An Indonesian passenger plane that crashed at the weekend in Papua was transporting about 6.5 billion rupiah ($470,000) in cash to distribute to poor families in the eastern province, a post office official has said.
"Four of our personnel were escorting the funds," said Haryono, the head of Jayapura post office, who goes by one name. The money was in four bags, he added, according to the AFP news agency.
An Indonesian search and rescue plane spotted debris believed to be from the aircraft that went missing on Sunday with 54 people on board in Papua province.
The wreckage thought to be from the Trigana Air Service plane was sighted on Monday morning in the heavily-forested Bintang Mountains region, local police chief Yunus Wally said.
Al Jazeera's Step Vaessen, reporting from Jakarta, said a rescue plane had identified smoking wreckage and another smaller plane was on its way to get a closer look.
"At the same time two teams have gone overland but it's a very mountainous area and they're not sure how long this journey is going to take to get there," our correspondent said.
A helicopter may also be sent - depending on what the smaller plane finds - to see if it is possible to land near the crash site.
The Trigana Air Service ATR 42-300 plane's disappearance is the latest in a string of aviation disasters in Southeast Asia.
The passengers on the plane, reported to be an ATR-42 model, include 44 adults, two children, three toddlers and five crew members.

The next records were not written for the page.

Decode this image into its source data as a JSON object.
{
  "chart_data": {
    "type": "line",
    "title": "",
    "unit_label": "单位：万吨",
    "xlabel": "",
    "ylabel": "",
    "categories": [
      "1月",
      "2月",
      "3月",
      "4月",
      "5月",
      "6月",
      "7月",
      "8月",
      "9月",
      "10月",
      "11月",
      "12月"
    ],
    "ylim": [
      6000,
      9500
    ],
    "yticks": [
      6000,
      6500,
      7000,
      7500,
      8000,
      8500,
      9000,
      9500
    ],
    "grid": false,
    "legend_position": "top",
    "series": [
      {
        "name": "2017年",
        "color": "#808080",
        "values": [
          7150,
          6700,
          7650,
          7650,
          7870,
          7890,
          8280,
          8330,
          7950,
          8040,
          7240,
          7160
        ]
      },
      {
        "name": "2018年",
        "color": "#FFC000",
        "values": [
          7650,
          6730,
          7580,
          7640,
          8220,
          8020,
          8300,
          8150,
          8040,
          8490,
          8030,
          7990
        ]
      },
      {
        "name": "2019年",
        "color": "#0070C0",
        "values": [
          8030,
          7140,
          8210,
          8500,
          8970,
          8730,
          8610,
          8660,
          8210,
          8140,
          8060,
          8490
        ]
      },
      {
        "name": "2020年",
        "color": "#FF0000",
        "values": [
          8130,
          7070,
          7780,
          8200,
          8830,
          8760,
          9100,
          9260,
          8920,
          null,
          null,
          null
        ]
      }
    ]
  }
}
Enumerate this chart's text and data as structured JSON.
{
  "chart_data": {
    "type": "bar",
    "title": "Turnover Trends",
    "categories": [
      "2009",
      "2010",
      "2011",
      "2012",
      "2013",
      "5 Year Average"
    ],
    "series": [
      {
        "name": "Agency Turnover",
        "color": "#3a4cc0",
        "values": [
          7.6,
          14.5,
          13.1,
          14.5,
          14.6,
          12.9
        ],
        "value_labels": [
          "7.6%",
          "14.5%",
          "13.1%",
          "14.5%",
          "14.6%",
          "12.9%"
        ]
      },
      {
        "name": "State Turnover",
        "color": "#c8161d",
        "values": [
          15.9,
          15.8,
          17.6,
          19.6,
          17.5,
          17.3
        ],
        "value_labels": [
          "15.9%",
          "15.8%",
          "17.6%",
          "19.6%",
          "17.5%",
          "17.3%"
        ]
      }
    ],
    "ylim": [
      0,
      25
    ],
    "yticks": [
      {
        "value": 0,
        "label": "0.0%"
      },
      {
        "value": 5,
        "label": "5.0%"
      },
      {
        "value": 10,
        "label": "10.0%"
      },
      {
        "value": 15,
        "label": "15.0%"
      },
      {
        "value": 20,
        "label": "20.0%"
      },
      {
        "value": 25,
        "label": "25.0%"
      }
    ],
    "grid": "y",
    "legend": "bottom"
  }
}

Hours after the plane's disappearance, villagers in eastern Indonesia's Papua region claimed to have found the wreckage, the transport ministry's director-general of air transportation, Suprasetyo, who goes by one name, said.
"The plane has been found [by villagers]. According to residents, the flight had crashed into a mountain. Verification is still in process," Suprasetyo said.
According a tweet by Indonesia's National Agency Search and Rescue agency, the aircraft lost contact while flying over the remote eastern Papua region at 2:55pm local time.
The plane had been scheduled to land at a small airport in Oksibil around 3pm local time (06.00 GMT).
Oksibil is a remote town near the country's border with Papua New Guinea.
Our correspondent said reports indicated that "the weather was very bad" in Papua at the time the plane was in the air.
"It is also known as quite a spooky area to fly in and planes go missing there."
On Wednesday, a Cessna propeller plane operated by Indonesian company Komala Air crashed in Papua's Yahukimo district, killing one person and seriously injuring the five others on board.
Officials suspect that the crash was caused by bad weather.